Paper Review: GSM-Symbolic

2024-10-23

Paper here.

Raw Notes

A Peek into Token Bias: Large Language Models Are Not Yet Genuine Reasoners - this paper seems worth skimming real quick.
- Overall, shared methodology of generating a synthetic dataset and trying
- Seems useful in a synethtic dataset to have some formal task definition (or way of varying it), and then having an explicit public and private test set.
- It would be useful to think of a task standard for parameteric tasks. And also improving the task standard to make sure that everyone submits to one public / private repository...
- "probabilistic pattern-matching rather than formal reasoning" literally whatever. Quite concretly, logical reasoning for humans requires paper (or a very-well trained brain). LLMs could 100% do formal reasoning if given tools to do so - and would fail in similar ways to humans.
" Schaeffer et al. (2023) argue that when a task requires emitting multiple tokens correctly, the probability of answering correctly decreases exponentially with the number of tokens"
- Paper here
- Ohh! This looks super relevant to my thinking here - but I think they are making a different point. Let's read it.
- " even though the model family’s per-token error rate changes smoothly, continuously and predictably with increasing scale."
  - But notably - real world tasks match this description. So sure, this is an artifact of the measurement process, but real world tasks care less about per-token error rate than they do "practically useful" things - which exact string match is a great example of!
- I don't get how accuracy is a non-linear metric? Need to read more
- "Changing from a nonlinear metric to a linear metric such as Token Edit Distance, scaling shows smooth, continuous and predictable improvements, ablating the emergent ability." - yes. But token edit distance for something like answering multiple choice this metric make no sense. Or on reversing a hash. Or on doing something tangible.
- Ah. I see how accuracy is non-linear (if accuracy is defined as selecting L correct tokens).
- Notably though, the tasks we'd like to make benchmarks on I think should not be those that are L correct tokens - these are kinda boring. Rather, we'd like the tasks to be something that require actual action... does this distinction make sense? Like it's almost more useful if they can use tools, than if they can generate L correct tokens.
- And multiple choice is also the case - Brier Score - some metric for how close it gets to assigning the right probability. Whatever.
- Notably: **real usefulness in the real world often actually requires accuracy. So the emergent-ness is still true - perhaps the metric graphs are misleading, because we do gradually approach performance, but if you're looking to measure what size model can accomplish something, only the bigger ones can.
- This paper is only proving that you actually have some predictive capabilities when you are before this final result.
- Is this true when you have something like reversing a hash? Can you come up with a linear metric? I am not sure.
- "Prediction: Emergent Abilities Disappear With Better Statistics"
- "Emergent abilities appear only for specific metrics, not task-model families." They make this seem like such a gotcha - but in practice, some metrics are "real" in the sense that they actually measure the thing that matters for the model doing useful work in the real world. This is an important difference. Notably, though, if we can formulate the metric differently, we might be able to get more predictive power; this is kinda compelling.
- Overall, this paper was really useful. In general, my two takeaways:
  - Accuracy (can be) a non-linear metric in token-length. Non-linear metrics (and )
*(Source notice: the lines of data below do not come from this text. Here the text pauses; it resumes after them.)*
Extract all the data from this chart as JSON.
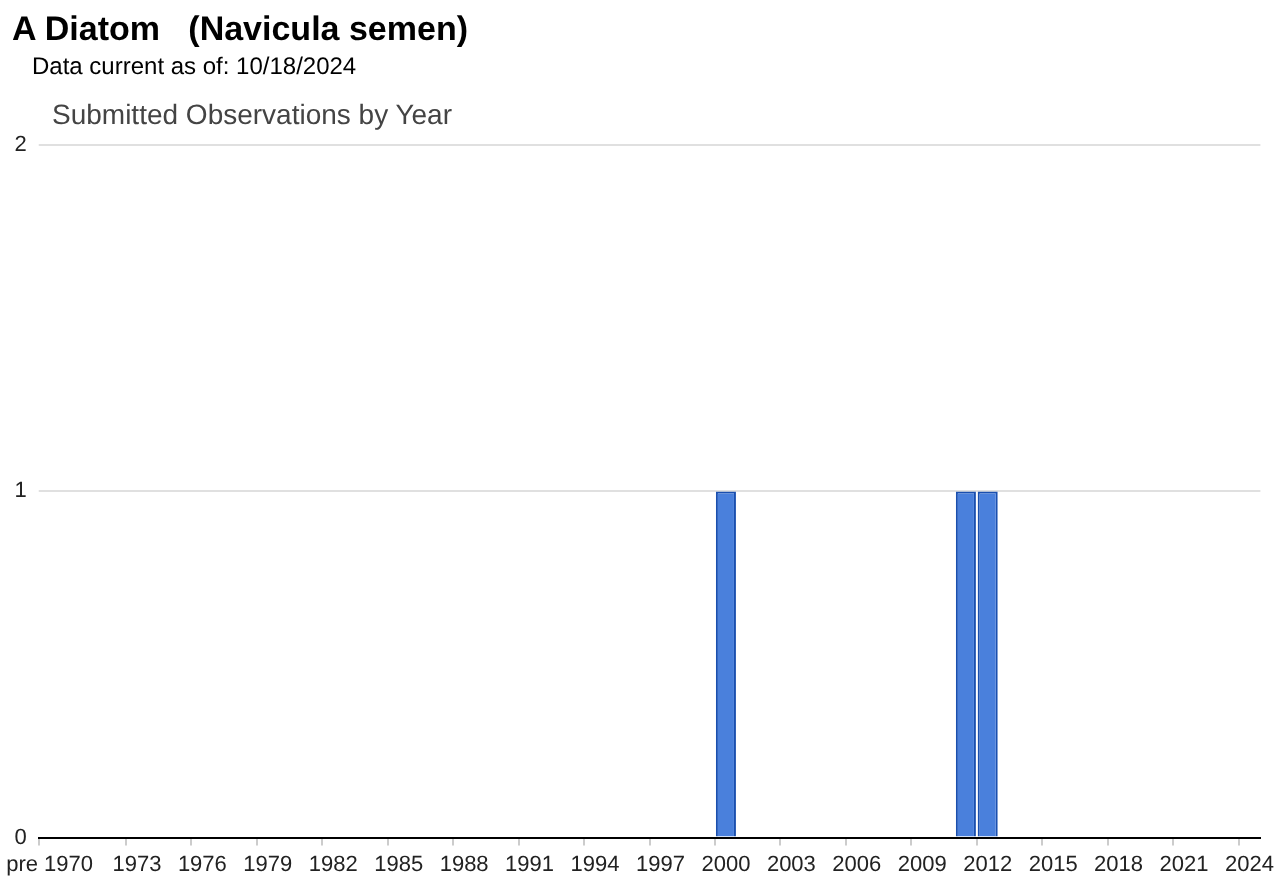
{
  "chart_data": {
    "type": "bar",
    "title": "A Diatom   (Navicula semen)",
    "subtitle": "Data current as of: 10/18/2024",
    "annotations": [
      "Submitted Observations by Year"
    ],
    "categories": [
      "pre 1970",
      null,
      null,
      null,
      "1973",
      null,
      null,
      "1976",
      null,
      null,
      "1979",
      null,
      null,
      "1982",
      null,
      null,
      "1985",
      null,
      null,
      "1988",
      null,
      null,
      "1991",
      null,
      null,
      "1994",
      null,
      null,
      "1997",
      null,
      null,
      "2000",
      null,
      null,
      "2003",
      null,
      null,
      "2006",
      null,
      null,
      "2009",
      null,
      null,
      "2012",
      null,
      null,
      "2015",
      null,
      null,
      "2018",
      null,
      null,
      "2021",
      null,
      null,
      "2024"
    ],
    "values": [
      0,
      0,
      0,
      0,
      0,
      0,
      0,
      0,
      0,
      0,
      0,
      0,
      0,
      0,
      0,
      0,
      0,
      0,
      0,
      0,
      0,
      0,
      0,
      0,
      0,
      0,
      0,
      0,
      0,
      0,
      0,
      1,
      0,
      0,
      0,
      0,
      0,
      0,
      0,
      0,
      0,
      0,
      1,
      1,
      0,
      0,
      0,
      0,
      0,
      0,
      0,
      0,
      0,
      0,
      0,
      0
    ],
    "color": "#4a80dc",
    "ylim": [
      0,
      2
    ],
    "yticks": [
      0,
      1,
      2
    ],
    "grid": "y",
    "legend": false
  }
}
Ok, I am actually going to write about this above paper. I think it's more interesting than GSM Symbolic, specifically for task standard work.

Can all tasks be scored by a linear metric?

This paper introduces a model that argues that emergent capabilities may not be real, and in fact may just be a function of the metric choosen to measure these capabilities.

Two responses to this:

Some capabilities only exist when a certain non-linear metric is indeed met. E.g. if the capability you care about is "can this model pass a test" - then multiple-choice accuracy is actually the metric you need to use. Switching to something like Brier Score doesn't help, as you're no longer measuring the capability you care about: passing the test.
That being said, switching to Brier Score can make this performance more "predictable." So, the capabilites you care about may be "emergent" in the sense that they are NOT there for small models, and then at a certain size. But it also might be the case that the place they appear is predictable - if you can convert from Brier Score to performance on test!